Es folgte ein hitziger Streit, bei dem Caroline hysterisch wurde. Als Burton damit drohte, die Polizei zu rufen, flehte sie ihn an, es nicht zu tun, und warnte, dass es sie ruinieren würde. Nachdem er den Anruf getätigt hatte, verletzte sie sich selbst, und als die Beamten eintrafen, war sie schwer verletzt, aufgebracht und teilweise entkleidet. Burton kehrte nach Hause zurück, da der Schlag auf seinen Kopf keine medizinische Behandlung erforderte. Carolines Telefon wurde als Beweismittel beschlagnahmt, und sie wurde für 12 Stunden ins Krankenhaus eingeliefert, bevor sie festgenommen wurde.
Obwohl häusliche Gewalt ein ernstes Problem ist, das angegangen werden muss, ist Christine überzeugt, dass dieser Vorfall nicht diesem Muster entsprach.
Vor der Polizeiwache versicherte ein Beamter Jody, die Staatsanwaltschaft (CPS) habe den Fall fallen gelassen und Caroline werde in Kürze freigelassen. Die erste Bewertung der CPS kam zu dem Schluss, dass eine Strafverfolgung nicht im öffentlichen Interesse liege, verwies auf keine Vorgeschichte häuslicher Gewalt, Carolines unbescholtenen Leumund und Burtons mangelnde Unterstützung für rechtliche Schritte.
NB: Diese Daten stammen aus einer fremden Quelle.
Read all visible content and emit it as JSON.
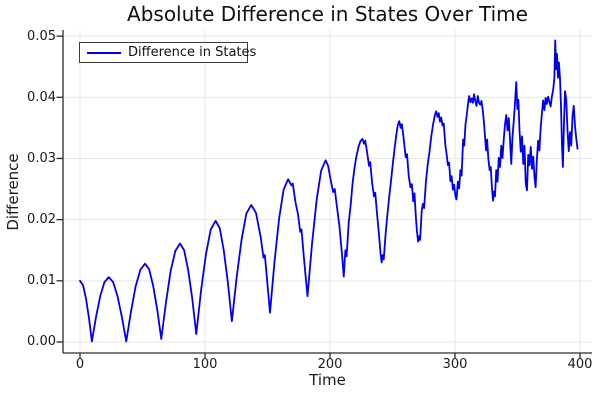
{
  "chart_data": {
    "type": "line",
    "title": "Absolute Difference in States Over Time",
    "xlabel": "Time",
    "ylabel": "Difference",
    "xlim": [
      -13.6,
      409.6
    ],
    "ylim": [
      -0.0018,
      0.051
    ],
    "xticks": [
      0,
      100,
      200,
      300,
      400
    ],
    "xtick_labels": [
      "0",
      "100",
      "200",
      "300",
      "400"
    ],
    "yticks": [
      0.0,
      0.01,
      0.02,
      0.03,
      0.04,
      0.05
    ],
    "ytick_labels": [
      "0.00",
      "0.01",
      "0.02",
      "0.03",
      "0.04",
      "0.05"
    ],
    "grid": true,
    "legend": {
      "position": "top-left",
      "entries": [
        {
          "label": "Difference in States",
          "color": "#0000ee"
        }
      ]
    },
    "series": [
      {
        "name": "Difference in States",
        "color": "#0000ee",
        "line_width": 1.8,
        "points": [
          [
            0,
            0.01
          ],
          [
            2.4,
            0.0093
          ],
          [
            4.8,
            0.0071
          ],
          [
            7.1,
            0.004
          ],
          [
            9.5,
            0.0001
          ],
          [
            12.9,
            0.0042
          ],
          [
            16.3,
            0.0076
          ],
          [
            19.6,
            0.0098
          ],
          [
            23,
            0.0106
          ],
          [
            26.5,
            0.0098
          ],
          [
            30,
            0.0075
          ],
          [
            33.5,
            0.0041
          ],
          [
            37,
            0.0001
          ],
          [
            40.8,
            0.005
          ],
          [
            44.5,
            0.0091
          ],
          [
            48.3,
            0.0118
          ],
          [
            52,
            0.0128
          ],
          [
            55.3,
            0.0119
          ],
          [
            58.5,
            0.0092
          ],
          [
            61.8,
            0.0053
          ],
          [
            65,
            0.0005
          ],
          [
            68.8,
            0.0065
          ],
          [
            72.5,
            0.0116
          ],
          [
            76.3,
            0.0149
          ],
          [
            80,
            0.0161
          ],
          [
            83.3,
            0.015
          ],
          [
            86.5,
            0.0118
          ],
          [
            89.8,
            0.0071
          ],
          [
            93,
            0.0013
          ],
          [
            96.9,
            0.0085
          ],
          [
            100.8,
            0.0144
          ],
          [
            104.6,
            0.0184
          ],
          [
            108.5,
            0.0198
          ],
          [
            111.8,
            0.0186
          ],
          [
            115,
            0.015
          ],
          [
            118.3,
            0.0097
          ],
          [
            121.5,
            0.0034
          ],
          [
            125.4,
            0.0107
          ],
          [
            129.3,
            0.0168
          ],
          [
            133.1,
            0.021
          ],
          [
            137,
            0.0224
          ],
          [
            140.8,
            0.0211
          ],
          [
            144.5,
            0.0172
          ],
          [
            146.8,
            0.0138
          ],
          [
            147.9,
            0.0142
          ],
          [
            149.5,
            0.0105
          ],
          [
            152,
            0.0048
          ],
          [
            155.6,
            0.0131
          ],
          [
            159.3,
            0.0202
          ],
          [
            162.9,
            0.0249
          ],
          [
            166.5,
            0.0266
          ],
          [
            169.2,
            0.0256
          ],
          [
            170.2,
            0.0259
          ],
          [
            172.4,
            0.0228
          ],
          [
            174.3,
            0.021
          ],
          [
            176.2,
            0.018
          ],
          [
            177.2,
            0.0184
          ],
          [
            179.1,
            0.0138
          ],
          [
            182,
            0.0075
          ],
          [
            185.6,
            0.016
          ],
          [
            189.3,
            0.0232
          ],
          [
            192.9,
            0.028
          ],
          [
            196.5,
            0.0297
          ],
          [
            198.5,
            0.0288
          ],
          [
            200.5,
            0.0265
          ],
          [
            202.5,
            0.0245
          ],
          [
            203.8,
            0.025
          ],
          [
            205.5,
            0.0222
          ],
          [
            207.5,
            0.019
          ],
          [
            209.5,
            0.0146
          ],
          [
            211,
            0.0107
          ],
          [
            212.3,
            0.015
          ],
          [
            213.3,
            0.014
          ],
          [
            215,
            0.0196
          ],
          [
            216.5,
            0.0223
          ],
          [
            218,
            0.0258
          ],
          [
            219.5,
            0.0283
          ],
          [
            221,
            0.0302
          ],
          [
            222.7,
            0.0318
          ],
          [
            224.3,
            0.0328
          ],
          [
            226,
            0.0332
          ],
          [
            227.2,
            0.0324
          ],
          [
            228.2,
            0.0329
          ],
          [
            229.7,
            0.031
          ],
          [
            231.2,
            0.0288
          ],
          [
            232.2,
            0.0294
          ],
          [
            233.7,
            0.026
          ],
          [
            235.2,
            0.0238
          ],
          [
            236.2,
            0.0244
          ],
          [
            237.7,
            0.0208
          ],
          [
            239.2,
            0.0175
          ],
          [
            240.3,
            0.0148
          ],
          [
            241.3,
            0.013
          ],
          [
            242.2,
            0.0142
          ],
          [
            243,
            0.0135
          ],
          [
            244.3,
            0.0172
          ],
          [
            245.8,
            0.0206
          ],
          [
            247.3,
            0.0236
          ],
          [
            248.8,
            0.0263
          ],
          [
            250.3,
            0.0292
          ],
          [
            251.8,
            0.0319
          ],
          [
            253.2,
            0.0341
          ],
          [
            254.3,
            0.0355
          ],
          [
            255.4,
            0.0361
          ],
          [
            256.6,
            0.035
          ],
          [
            257.5,
            0.0356
          ],
          [
            258.5,
            0.034
          ],
          [
            259.6,
            0.032
          ],
          [
            260.6,
            0.0302
          ],
          [
            261.6,
            0.0307
          ],
          [
            263,
            0.0271
          ],
          [
            264.4,
            0.0253
          ],
          [
            265.5,
            0.0258
          ],
          [
            266.6,
            0.023
          ],
          [
            267.6,
            0.0243
          ],
          [
            268.7,
            0.0204
          ],
          [
            269.6,
            0.018
          ],
          [
            270.5,
            0.0164
          ],
          [
            271.3,
            0.0173
          ],
          [
            272.1,
            0.0167
          ],
          [
            273.3,
            0.0213
          ],
          [
            274.3,
            0.0226
          ],
          [
            275.3,
            0.0219
          ],
          [
            276.7,
            0.0261
          ],
          [
            278.1,
            0.0289
          ],
          [
            279.6,
            0.0311
          ],
          [
            281,
            0.0336
          ],
          [
            282.5,
            0.0356
          ],
          [
            284,
            0.0372
          ],
          [
            285,
            0.0377
          ],
          [
            286,
            0.0368
          ],
          [
            287,
            0.0374
          ],
          [
            288,
            0.036
          ],
          [
            289,
            0.0367
          ],
          [
            290,
            0.0354
          ],
          [
            291,
            0.0357
          ],
          [
            292.3,
            0.0321
          ],
          [
            293.3,
            0.0307
          ],
          [
            294.3,
            0.0289
          ],
          [
            295.3,
            0.0293
          ],
          [
            296.3,
            0.0263
          ],
          [
            297.3,
            0.0271
          ],
          [
            298.3,
            0.0249
          ],
          [
            299.3,
            0.0257
          ],
          [
            300.3,
            0.0239
          ],
          [
            301.2,
            0.0233
          ],
          [
            302.3,
            0.0262
          ],
          [
            303.3,
            0.0251
          ],
          [
            304.3,
            0.0281
          ],
          [
            305.3,
            0.0272
          ],
          [
            306.5,
            0.0331
          ],
          [
            307.4,
            0.0321
          ],
          [
            308.4,
            0.0356
          ],
          [
            309.4,
            0.0371
          ],
          [
            310.4,
            0.0389
          ],
          [
            311.3,
            0.0402
          ],
          [
            312.3,
            0.0392
          ],
          [
            313.3,
            0.0398
          ],
          [
            314.3,
            0.0391
          ],
          [
            315.2,
            0.0405
          ],
          [
            316.2,
            0.0394
          ],
          [
            317.2,
            0.0386
          ],
          [
            318.2,
            0.0402
          ],
          [
            319.2,
            0.0391
          ],
          [
            320.2,
            0.0388
          ],
          [
            321.2,
            0.0394
          ],
          [
            322.2,
            0.0379
          ],
          [
            323.2,
            0.0358
          ],
          [
            324.2,
            0.033
          ],
          [
            324.9,
            0.0313
          ],
          [
            325.7,
            0.0331
          ],
          [
            326.7,
            0.0299
          ],
          [
            327.7,
            0.0281
          ],
          [
            328.6,
            0.0286
          ],
          [
            329.5,
            0.0254
          ],
          [
            330.4,
            0.0231
          ],
          [
            331.2,
            0.0246
          ],
          [
            332,
            0.0238
          ],
          [
            333,
            0.0281
          ],
          [
            334,
            0.0262
          ],
          [
            335,
            0.0301
          ],
          [
            336,
            0.0286
          ],
          [
            337,
            0.0321
          ],
          [
            338,
            0.0301
          ],
          [
            339,
            0.0331
          ],
          [
            340,
            0.0356
          ],
          [
            341,
            0.0371
          ],
          [
            342,
            0.0346
          ],
          [
            343,
            0.0366
          ],
          [
            344,
            0.0331
          ],
          [
            345,
            0.0291
          ],
          [
            346,
            0.0336
          ],
          [
            347,
            0.0361
          ],
          [
            348,
            0.0391
          ],
          [
            349,
            0.0425
          ],
          [
            349.9,
            0.0381
          ],
          [
            350.7,
            0.0396
          ],
          [
            351.6,
            0.0346
          ],
          [
            352.6,
            0.0311
          ],
          [
            353.6,
            0.0336
          ],
          [
            354.6,
            0.0291
          ],
          [
            355.6,
            0.0321
          ],
          [
            356.6,
            0.0259
          ],
          [
            357.6,
            0.0248
          ],
          [
            358.6,
            0.0306
          ],
          [
            359.6,
            0.0289
          ],
          [
            360.6,
            0.0319
          ],
          [
            361.6,
            0.0283
          ],
          [
            362.6,
            0.0303
          ],
          [
            363.6,
            0.0269
          ],
          [
            364.5,
            0.0253
          ],
          [
            365.5,
            0.0299
          ],
          [
            366.5,
            0.0329
          ],
          [
            367.5,
            0.0313
          ],
          [
            368.5,
            0.0349
          ],
          [
            369.5,
            0.0373
          ],
          [
            370.5,
            0.0395
          ],
          [
            371.5,
            0.0379
          ],
          [
            372.5,
            0.0399
          ],
          [
            373.5,
            0.0389
          ],
          [
            374.5,
            0.0401
          ],
          [
            375.5,
            0.0393
          ],
          [
            376.5,
            0.0385
          ],
          [
            377.5,
            0.0401
          ],
          [
            378.6,
            0.0413
          ],
          [
            379.5,
            0.0432
          ],
          [
            380.2,
            0.0493
          ],
          [
            380.9,
            0.0446
          ],
          [
            381.6,
            0.0471
          ],
          [
            382.4,
            0.0432
          ],
          [
            383.1,
            0.0457
          ],
          [
            384,
            0.0431
          ],
          [
            384.8,
            0.0386
          ],
          [
            385.6,
            0.0321
          ],
          [
            386.3,
            0.0286
          ],
          [
            387.1,
            0.0351
          ],
          [
            388,
            0.041
          ],
          [
            389,
            0.0396
          ],
          [
            390,
            0.0346
          ],
          [
            391,
            0.0312
          ],
          [
            392,
            0.0343
          ],
          [
            393,
            0.0321
          ],
          [
            394,
            0.0369
          ],
          [
            395,
            0.0386
          ],
          [
            396,
            0.0353
          ],
          [
            397,
            0.0333
          ],
          [
            398,
            0.0316
          ]
        ]
      }
    ]
  },
  "style": {
    "line_color": "#0000ee",
    "grid_color": "#e6e6e6",
    "spine_color": "#2a2a2a",
    "text_color": "#1a1a1a",
    "background": "#ffffff",
    "legend_border_color": "#3c3c3c"
  },
  "layout_note": ""
}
Sie empfahlen eine Verwarnung und stellten fest, dass der Vorfall keine Abweichung von den Standardrichtlinien rechtfertige. Zur Einordnung: Von 1,4 Millionen Vorfällen häuslicher Gewalt in England und Wales im Jahr bis März 2024 führten nur etwa 3,5 % zu Anklagen.
Allerdings legte eine Detective Inspector später Berufung gegen die CPS-Entscheidung ein, obwohl sie keine Vorgeschichte solcher Anfechtungen hatte. Sie argumentierte, Caroline habe die Schuld nicht eindeutig eingestanden (obwohl die Gerichtsmedizinerin feststellte, dass sie gestanden hatte) und Burton habe erhebliche Verletzungen erlitten. Infolgedessen wurde Caroline wegen tätlichen Angriffs angeklagt.
Die Auflagen der Kaution untersagten Caroline den Kontakt zu Burton, was ihre Isolation in den folgenden Wochen verstärkte. Burton äußerte in sozialen Medien, die erzwungene Trennung von ihr sei herzzerreißend. Während Kontaktverbote bei Kaution in Fällen mit Vorgeschichte kontrollierenden Verhaltens zum Schutz der Opfer entscheidend sind, handelte es sich hier um ein einmaliges Ereignis. Der Vorfall begann mit einem Betrugsvorwurf und betraf ein Opfer, das 1,90 m groß war. Christine kann das kaum nachvollziehen.
Christine Flack ist sich bewusst, dass sie einen schmalen Grat geht. Sie betont nachdrücklich, dass sie die Ernsthaftigkeit häuslicher Gewalt nicht herunterspielen wolle. "Häusliche Gewalt muss ernst genommen werden", unterstreicht sie. "Ich verstehe ihre Schwere. Ich kenne Menschen, die Angst hatten, nach Hause zu gehen, schreckliche Qualen erlitten und sich in kontrollierenden, missbräuchlichen Beziehungen ohne Hilfe gefangen fühlten. Einige meiner eigenen Familienmitglieder haben das durchgemacht. Aber diese Situation war anders."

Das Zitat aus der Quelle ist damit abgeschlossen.